Don't forget the Cooperative movement: that's one pillar of Labour support, which has little to gain, and probably more to lose, from state control.

Mutualism is certainly an underdeveloped analysis, especially here in the UK, though at the very least it demonstrates that Capitalism and free markets are not the same thing at all: they may coincide, but they may very well also have opposing interests. It also demonstrates that state control is not the obvious counterforce to capitalism. On the contrary, the combination of strong states and capitalism has been an immensely destructive one.

Free markets might produce *instability*, but they cannot cause - nor can they even coexist with - authoritarianism, and that's been the most destructive force of the last century.

Bloggers4Labour said...

The wealthy can always buy a market: market forces are not an alternative to a partial planning, they are a form of partial planning: planning by the wealthy in their own interests.

With the greatest of respect: Prove It.

The idea that economies can be planned, and neutrally so, is a 20th Century conceit. Even when the planners make it explicit in whose benefits they are really seeking to arrange economic matters, only by eliminating individual (and therefore economic) freedom can they hope to be able to aggregate the millions of individual decisions that human beings make.

Only by sucking out that freedom can planners hope to shrink the economic life of a state until it's small enough for them to cope with.

I didn't even need to mention the opportunities for corruption that occur when it is time for planners to negotiate with business and unions as to how the plan is to be carried out.

The limitations of planning should be obvious (as, in fact, they are) to anyone for whom human beings are ends rather than means.

Merseymike said...

My problem with mutualist solutions, B4L , is that they can very easily became extremely conservative and inward-looking - they were designed for a much smaller-scale society.

Co-operatives, for example, have a history of not working - and lets forget about the Co-Op because thats like any other business these days. Actually, the John Lewis partnership is probably the nearest thing we have to a mutualist company of a reasonable size.

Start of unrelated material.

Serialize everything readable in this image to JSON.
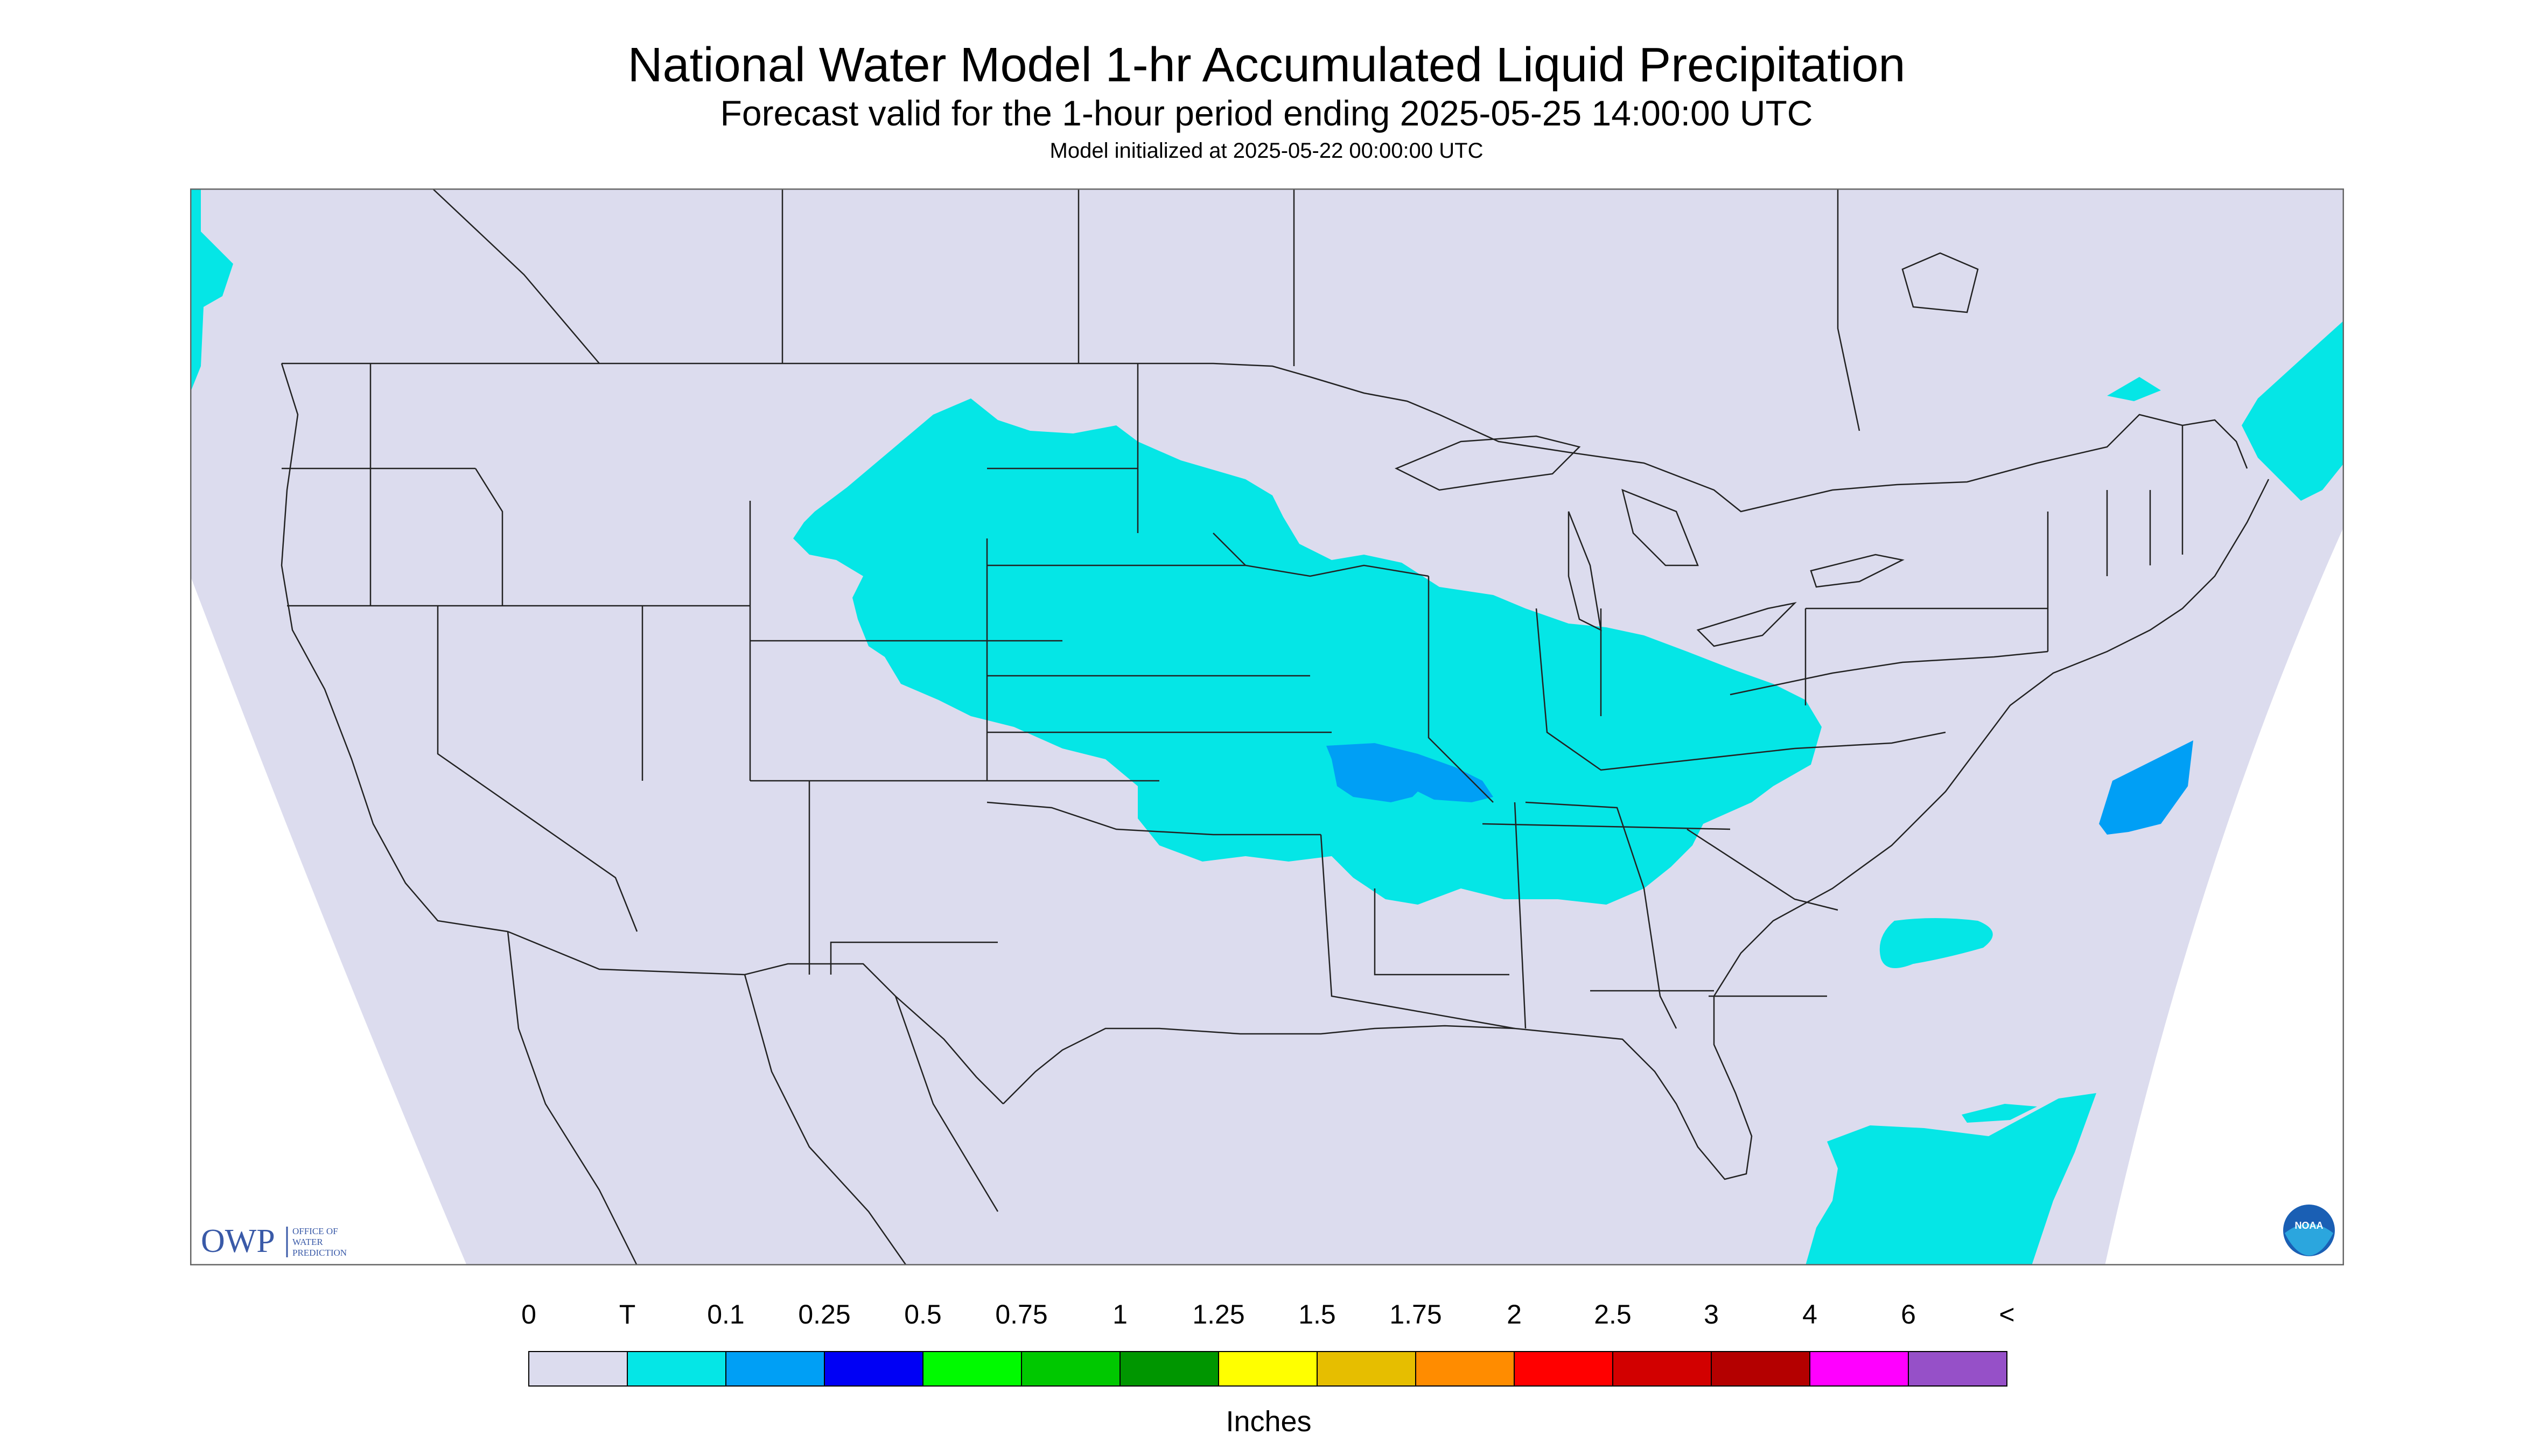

But things like small scale housing co-ops oftrn lead to disaster - I have a friend who is politically, a deep green, but admits that his practical experiences of co-operative working has been uniformly horrendous.

Ravi Gopaul said...

B4L, looks and sounds like you are more revolutionary than the rest of us!!
Mutualism is an economic theory found with anarchism.
To truly break the shackles of the state, all free people should depose government and live in communes, least that’s what anarchists say.
Since the Labour Party is a democratic socialist party I prefer to put my trust in the ballot box rather the armalite!!!
You are right about the growing power of supermarket chains, it does lead to the question what do we need governments for? Consumer power is King n’est pas?
As a Labour person I believe the state should be able to intervene where required. I have never understood why intelligent folk, like your good self have such fear of democratically elected governments maintaining decent standards of living and security to all.
You say we can't have free societies until we have free markets.
I disagree. We can't have a free society until it is free of disease, poverty, ignorance and inequality. The state is in a better place to deliver that than anyone else, not the market.
You mention, quite rightly, the use of Chinese imports to keep inflation low. Absolutely that is completely true. What is also true is that with the cost of living oil/fuel prices and demand for meat increasing, the Chinese workforce increasingly wants a decent living wage. This will result in manufacturers over there having to raise prices, adding to our woes here.
I just think it is daft as an island nation to reduce our manufacturing base. We import things from abroad we could make here, which will keep our unemployment low. Surely all that importing must take some toll on the environment?